Last week the Supreme Court heard oral arguments for Whole Woman’s Health v Hellerstedt, one of the most pivotal cases in abortion law in decades. The plaintiff seeks to strike down Texas House Bill No 2, commonly referred to as HB2, legislation that was passed in 2013. It’s legislation that, under the guise of protecting the health of Texan women, has actually endangered their well being by restricting access to abortion services in Texas.
It will set a dangerous legal precedent if found constitutional. Not only will it impact abortion access, it could change the way we practice all of medicine.

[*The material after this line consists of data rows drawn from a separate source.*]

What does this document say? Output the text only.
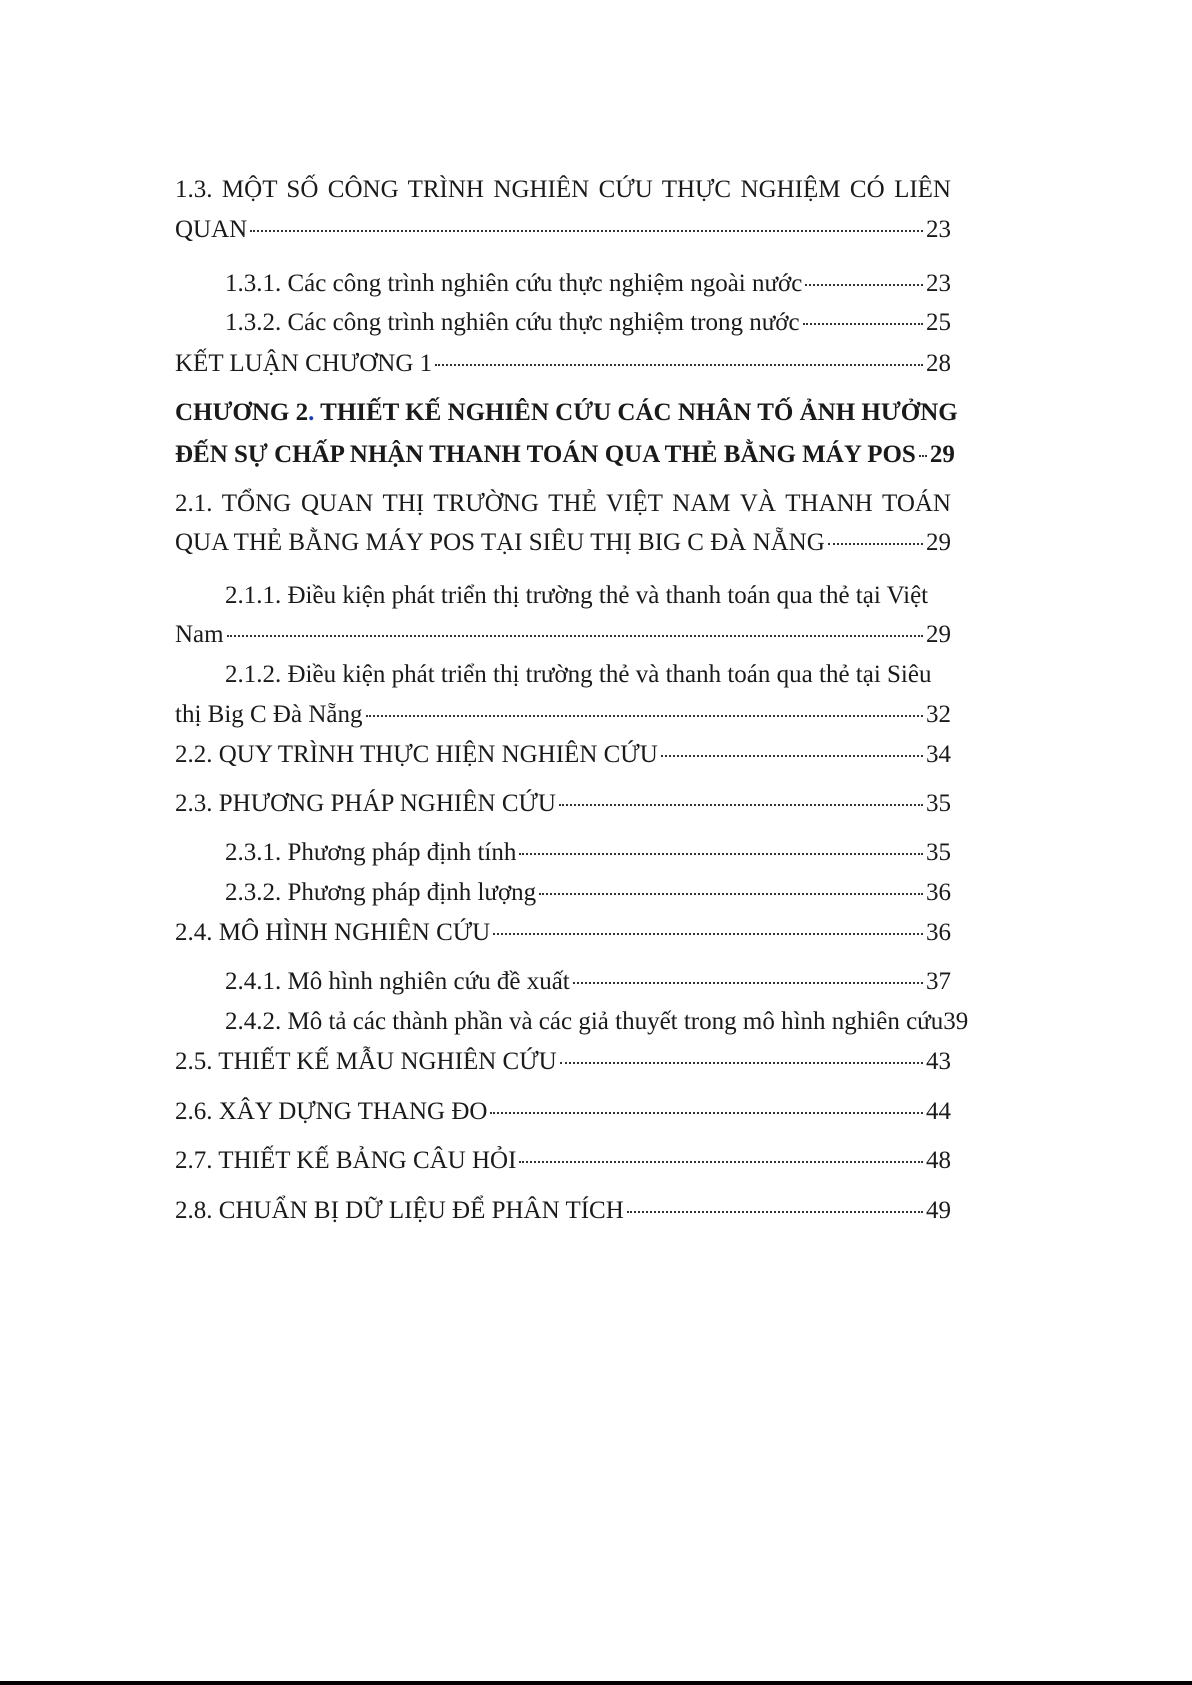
1.3. MỘT SỐ CÔNG TRÌNH NGHIÊN CỨU THỰC NGHIỆM CÓ LIÊN
QUAN	23
1.3.1. Các công trình nghiên cứu thực nghiệm ngoài nước	23
1.3.2. Các công trình nghiên cứu thực nghiệm trong nước	25
KẾT LUẬN CHƯƠNG 1	28
CHƯƠNG 2. THIẾT KẾ NGHIÊN CỨU CÁC NHÂN TỐ ẢNH HƯỞNG
ĐẾN SỰ CHẤP NHẬN THANH TOÁN QUA THẺ BẰNG MÁY POS 29
2.1. TỔNG QUAN THỊ TRƯỜNG THẺ VIỆT NAM VÀ THANH TOÁN
QUA THẺ BẰNG MÁY POS TẠI SIÊU THỊ BIG C ĐÀ NẴNG	29
2.1.1. Điều kiện phát triển thị trường thẻ và thanh toán qua thẻ tại Việt
Nam	29
2.1.2. Điều kiện phát triển thị trường thẻ và thanh toán qua thẻ tại Siêu
thị Big C Đà Nẵng	32
2.2. QUY TRÌNH THỰC HIỆN NGHIÊN CỨU	34
2.3. PHƯƠNG PHÁP NGHIÊN CỨU	35
2.3.1. Phương pháp định tính	35
2.3.2. Phương pháp định lượng	36
2.4. MÔ HÌNH NGHIÊN CỨU	36
2.4.1. Mô hình nghiên cứu đề xuất	37
2.4.2. Mô tả các thành phần và các giả thuyết trong mô hình nghiên cứu 39
2.5. THIẾT KẾ MẪU NGHIÊN CỨU	43
2.6. XÂY DỰNG THANG ĐO	44
2.7. THIẾT KẾ BẢNG CÂU HỎI	48
2.8. CHUẨN BỊ DỮ LIỆU ĐỂ PHÂN TÍCH	49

HB2 is the most medically intrusive legislation that has ever been written. It placed several restrictions:
- Limits the gestational age of procedures to 21 weeks
- Requires that abortion centers must meet the standards of ambulatory surgical centers
- Requires that all abortion providers must have admitting privileges at a local hospital
- Requires that the medications that are used for medical abortion are given exactly as the FDA approved
HB2 is like Mylie Cyrus talking about race in America. At first blush her statements don’t seem completely unreasonable, but then you realize that she’s simply hiding her own sanctioning of a racist musical industry underneath a thin veneer of false caring, rainbows, and appropriated yoga mantras.

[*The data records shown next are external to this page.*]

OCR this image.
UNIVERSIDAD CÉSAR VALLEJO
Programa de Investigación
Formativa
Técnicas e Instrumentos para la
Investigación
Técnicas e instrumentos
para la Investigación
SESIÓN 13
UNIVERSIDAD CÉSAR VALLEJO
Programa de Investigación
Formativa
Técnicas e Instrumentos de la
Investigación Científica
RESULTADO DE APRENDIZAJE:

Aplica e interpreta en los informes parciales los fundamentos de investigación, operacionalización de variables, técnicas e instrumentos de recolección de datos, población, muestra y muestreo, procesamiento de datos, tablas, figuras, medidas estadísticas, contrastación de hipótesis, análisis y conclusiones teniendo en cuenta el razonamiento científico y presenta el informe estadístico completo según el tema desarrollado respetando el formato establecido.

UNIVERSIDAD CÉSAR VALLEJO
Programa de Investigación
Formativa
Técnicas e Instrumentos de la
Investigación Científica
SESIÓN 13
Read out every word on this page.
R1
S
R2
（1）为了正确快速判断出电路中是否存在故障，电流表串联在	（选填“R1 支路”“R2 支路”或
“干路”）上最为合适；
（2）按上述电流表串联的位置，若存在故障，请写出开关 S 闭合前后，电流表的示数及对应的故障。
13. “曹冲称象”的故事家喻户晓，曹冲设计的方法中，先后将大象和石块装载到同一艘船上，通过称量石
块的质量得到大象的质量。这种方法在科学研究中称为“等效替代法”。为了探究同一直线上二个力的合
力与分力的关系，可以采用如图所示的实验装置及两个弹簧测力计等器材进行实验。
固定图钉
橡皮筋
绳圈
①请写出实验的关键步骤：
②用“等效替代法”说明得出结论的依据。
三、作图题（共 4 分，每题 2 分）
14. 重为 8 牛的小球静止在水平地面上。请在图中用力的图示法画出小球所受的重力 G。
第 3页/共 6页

Similar nonsense is generated when legislators regulate abortion. The areas of expertise that most legislators have are writing rambling documents, shaking hands, and distributing little signs with their names on them. Nowhere in that list is medical care. HB2 is an attack on the rights of women under a thin veneer of false caring and flawed medical reasoning.
Supporters of HB2 say it’s meant to protect the well being of women, but the language of the bill demonstrates its true intent. The number of times the bill uses the word fetus, zygote, or embryo? Zero. The number of times it uses the phrase “unborn child” or “unborn children?” Twenty-seven. The number of times I heard a lecturer in medical school say the phrase “unborn child/ren?” Zero. The number of times I heard a lecturer in medical school say fetus, zygote, or embryo? Countless.
Furthermore, it is an attack on every American’s right to high quality healthcare.
Nowhere else in medicine are doctors told by the law exactly how to practice in such detail, and for good reason. Certainly there are quality measures that must be met such as standards around sterility, safety, and first aid, but there are no laws that get into the minutiae of when and how to prescribe a medication. Even when it comes to potentially lethal controlled substances such as methadone, the details of dose and timing is left up to a provider’s judgement.